Do  everyone a favor and unsmellify yourselves!

Did this recipe work for you? Do you have your own that you swear by? We’d love to hear from you!



0 thoughts on “Homemade Natural Deodorant – That Works!

  1. Hey there
    Where do you get your ingredients? I saw a homemade deodorant at a farmer’s market and they actually had a typical case for it so that you could put it on like a store-bought deodorant. Do you know where you can get containers? I want to try this.


    1. I order some of my ingredients online and the arrowroot flour is available at Bulk Barn.
      I’ve seen the containers online or you could use an old reused one. You have to be careful with that though because it has such a low melting point that you could run into messy issues. Ask Joc about that!
      I was going to try it at first too but you get used to applying with your fingers pretty quickly.

      Containers: http://www.ebay.ca/itm/1-10-50-100-200-Empty-Oval-Lip-Balm-Tubes-Deodorant-Containers-Clear-White-15ml-/151238333551?pt=LH_DefaultDomain_0&var&hash=item233681d46f&_uhb=1


      1. Tracy would be referring to the fact that I tried to bring my deodorant to Scotland in a commercial style container and it melted all over everything in my cosmetic bag. Thank god I’m type A about this kind of thing and had my cosmetic bag wrapped in a plastic bag…


  2. After the disaster with the bottles that you sent me I thought of looking online for something that you could use in plastic. I didn’t do a lot of research on it and I know you are big into recycling. These may be recyclable and probably more user friendly when sending through the mail. Check it out!

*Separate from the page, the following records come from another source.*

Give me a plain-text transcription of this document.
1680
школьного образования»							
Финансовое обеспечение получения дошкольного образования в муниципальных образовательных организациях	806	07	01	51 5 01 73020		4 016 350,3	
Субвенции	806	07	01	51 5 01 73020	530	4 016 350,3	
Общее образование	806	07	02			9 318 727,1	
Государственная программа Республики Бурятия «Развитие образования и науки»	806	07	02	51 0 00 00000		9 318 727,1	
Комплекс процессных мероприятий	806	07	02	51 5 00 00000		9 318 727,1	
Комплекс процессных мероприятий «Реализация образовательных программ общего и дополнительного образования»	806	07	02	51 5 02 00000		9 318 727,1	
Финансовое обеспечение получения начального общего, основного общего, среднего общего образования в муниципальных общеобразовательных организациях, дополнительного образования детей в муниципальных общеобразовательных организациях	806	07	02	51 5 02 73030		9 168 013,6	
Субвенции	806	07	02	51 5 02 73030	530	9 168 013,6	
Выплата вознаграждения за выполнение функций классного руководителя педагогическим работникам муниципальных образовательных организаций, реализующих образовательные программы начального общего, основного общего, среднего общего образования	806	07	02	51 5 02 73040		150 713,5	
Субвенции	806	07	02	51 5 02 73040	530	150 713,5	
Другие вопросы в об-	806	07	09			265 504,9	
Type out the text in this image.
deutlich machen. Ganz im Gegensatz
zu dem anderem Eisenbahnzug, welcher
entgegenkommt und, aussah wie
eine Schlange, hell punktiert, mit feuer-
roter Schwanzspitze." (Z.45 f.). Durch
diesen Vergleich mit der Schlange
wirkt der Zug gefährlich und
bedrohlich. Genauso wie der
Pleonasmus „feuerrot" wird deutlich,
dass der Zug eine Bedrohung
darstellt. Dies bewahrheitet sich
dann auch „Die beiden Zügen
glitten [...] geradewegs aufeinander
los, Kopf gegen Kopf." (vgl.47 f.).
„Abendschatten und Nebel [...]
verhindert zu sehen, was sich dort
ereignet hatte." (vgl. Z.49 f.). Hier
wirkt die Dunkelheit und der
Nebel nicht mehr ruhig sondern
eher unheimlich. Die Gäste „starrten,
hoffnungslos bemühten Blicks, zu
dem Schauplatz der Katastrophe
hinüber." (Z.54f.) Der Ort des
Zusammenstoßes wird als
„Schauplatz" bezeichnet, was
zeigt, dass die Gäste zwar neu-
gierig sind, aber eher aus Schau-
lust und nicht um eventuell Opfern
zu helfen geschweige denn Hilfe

    By the way I smell a little pepper-minty this morning:)


    1. Thanks! I appreciate you looking into it. I’m sure I can find something better for mailing. I really should have thought better than to send them in glass. I somehow forgot that postal workers throw the packages around like they’re baseballs. I’ll send you some in a tightly sealing plastic container this time. It’ll probably still liquify but that’s ok. It can always be cooled again.